Constellation Reconfiguration Strategy for Emergency Multitarget Continuous Coverage Using Low Thrust

In recent years, constellations have received widespread attention due to their potential to provide services including telecommunication, Earth observation, and so on. One promising method to increase the operational responsiveness of the constellation is orbital maneuvering. To this end, this paper establishes a general framework for low-thrust maneuvering and constellation reconfiguration strategy achieving emergency multitarget continuous coverage. By integrating analytical methods with the Broyden–Fletcher–Goldfarb–Shanno algorithm, a low-thrust four-stage maneuvering strategy is proposed, achieving coordinated sequential convergence of all orbital elements for circular orbits.

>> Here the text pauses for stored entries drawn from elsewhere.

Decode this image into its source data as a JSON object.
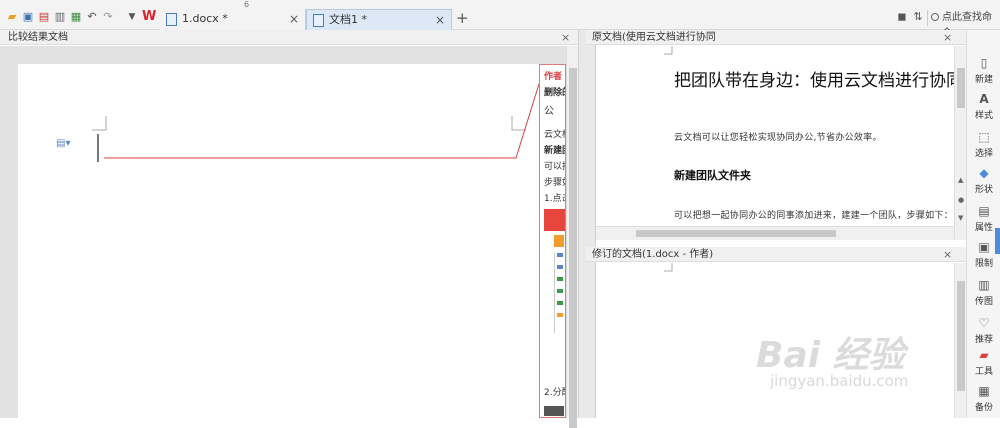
{
  "toolbar": {
    "tabs": [
      {
        "label": "1.docx *",
        "close": "×"
      },
      {
        "label": "文档1 *",
        "close": "×"
      }
    ],
    "add_tab": "+",
    "ruler_mark": "6",
    "search_label": "点此查找命令"
  },
  "left_pane": {
    "title": "比较结果文档",
    "close": "×",
    "balloon_lines": [
      "作者",
      "删除的",
      "公",
      "云文档",
      "新建团",
      "可以把",
      "步骤如",
      "1.点击",
      "2.分配"
    ]
  },
  "original_pane": {
    "title": "原文档(使用云文档进行协同",
    "close": "×",
    "doc_title": "把团队带在身边：使用云文档进行协同",
    "para1": "云文档可以让您轻松实现协同办公,节省办公效率。",
    "heading": "新建团队文件夹",
    "para2": "可以把想一起协同办公的同事添加进来，建建一个团队，步骤如下："
  },
  "revised_pane": {
    "title": "修订的文档(1.docx - 作者)",
    "close": "×"
  },
  "side_panel": {
    "items": [
      {
        "label": "新建",
        "icon": "new-doc-icon"
      },
      {
        "label": "样式",
        "icon": "style-icon"
      },
      {
        "label": "选择",
        "icon": "select-icon"
      },
      {
        "label": "形状",
        "icon": "shape-icon"
      },
      {
        "label": "属性",
        "icon": "properties-icon"
      },
      {
        "label": "限制",
        "icon": "restrict-icon"
      },
      {
        "label": "传图",
        "icon": "upload-image-icon"
      },
      {
        "label": "推荐",
        "icon": "recommend-icon"
      },
      {
        "label": "工具",
        "icon": "toolbox-icon"
      },
      {
        "label": "备份",
        "icon": "backup-icon"
      }
    ]
  },
  "watermark": {
    "main": "Bai 经验",
    "sub": "jingyan.baidu.com"
  },
  "colors": {
    "accent": "#4e8ce0",
    "revision_red": "#d94040",
    "wps_red": "#d9232d"
  }
}
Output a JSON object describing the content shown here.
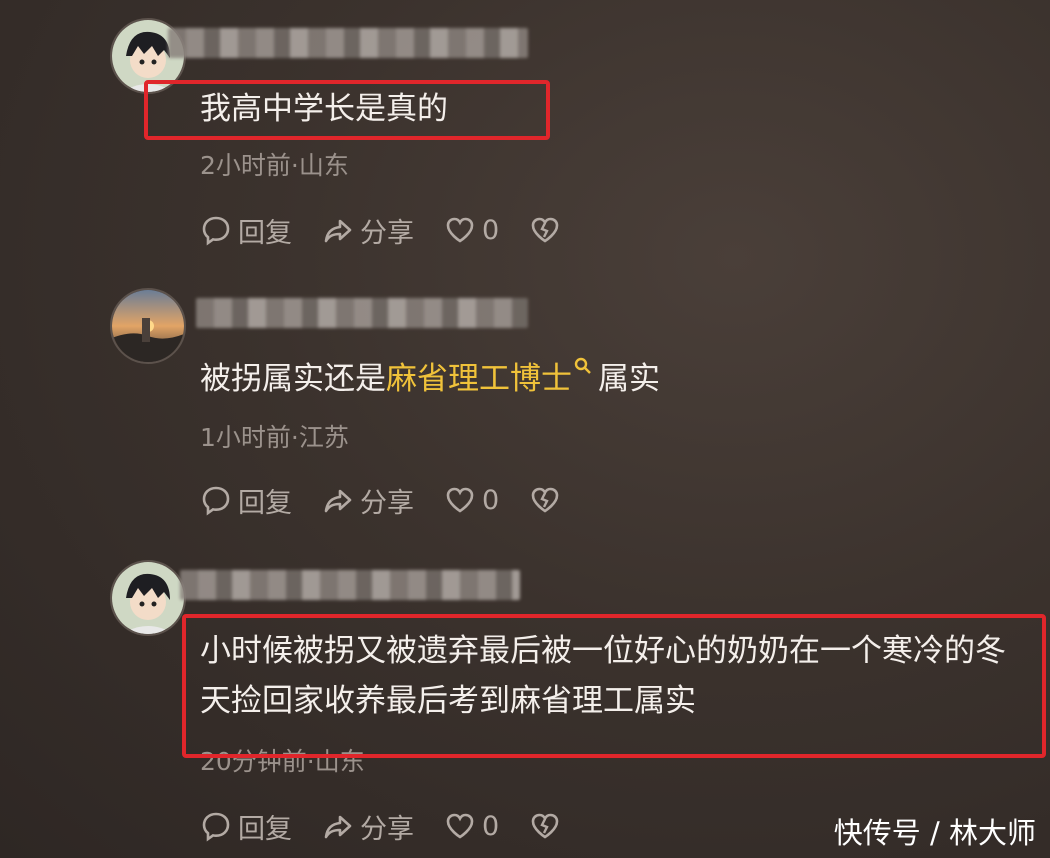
{
  "comments": [
    {
      "text": "我高中学长是真的",
      "meta": "2小时前·山东",
      "actions": {
        "reply": "回复",
        "share": "分享",
        "likes": "0"
      },
      "highlighted": true
    },
    {
      "text_before": "被拐属实还是",
      "text_link": "麻省理工博士",
      "text_after": "属实",
      "meta": "1小时前·江苏",
      "actions": {
        "reply": "回复",
        "share": "分享",
        "likes": "0"
      },
      "highlighted": false
    },
    {
      "text": "小时候被拐又被遗弃最后被一位好心的奶奶在一个寒冷的冬天捡回家收养最后考到麻省理工属实",
      "meta": "20分钟前·山东",
      "actions": {
        "reply": "回复",
        "share": "分享",
        "likes": "0"
      },
      "highlighted": true
    }
  ],
  "watermark": "快传号 / 林大师",
  "colors": {
    "background": "#3b322d",
    "highlight_box": "#e0262b",
    "link": "#f0c23a",
    "meta_text": "#9b928c"
  }
}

Furthermore, a multitarget coverage orbit determination method based on sequential quadratic programming is proposed to facilitate constellation reconfiguration for continuous coverage. The proposed methods are validated through extensive Monte Carlo simulations involving a large number of randomly generated test scenarios, demonstrating significantly improved range of application and precision. A 360-satellite Walker–Delta constellation case demonstrates that, when combined with low-thrust maneuvers, the proposed methods enable continuous access to 10 emergency targets while reducing the maximum revisit interval up to 87.0%, significantly improving operational flexibility and system performance. In conclusion, the proposed framework not only exhibits computational efficiency but also demonstrates significantly application range improvement compared to previous studies, laying a foundation for the operational management of future large-scale space systems, including megaconstellations.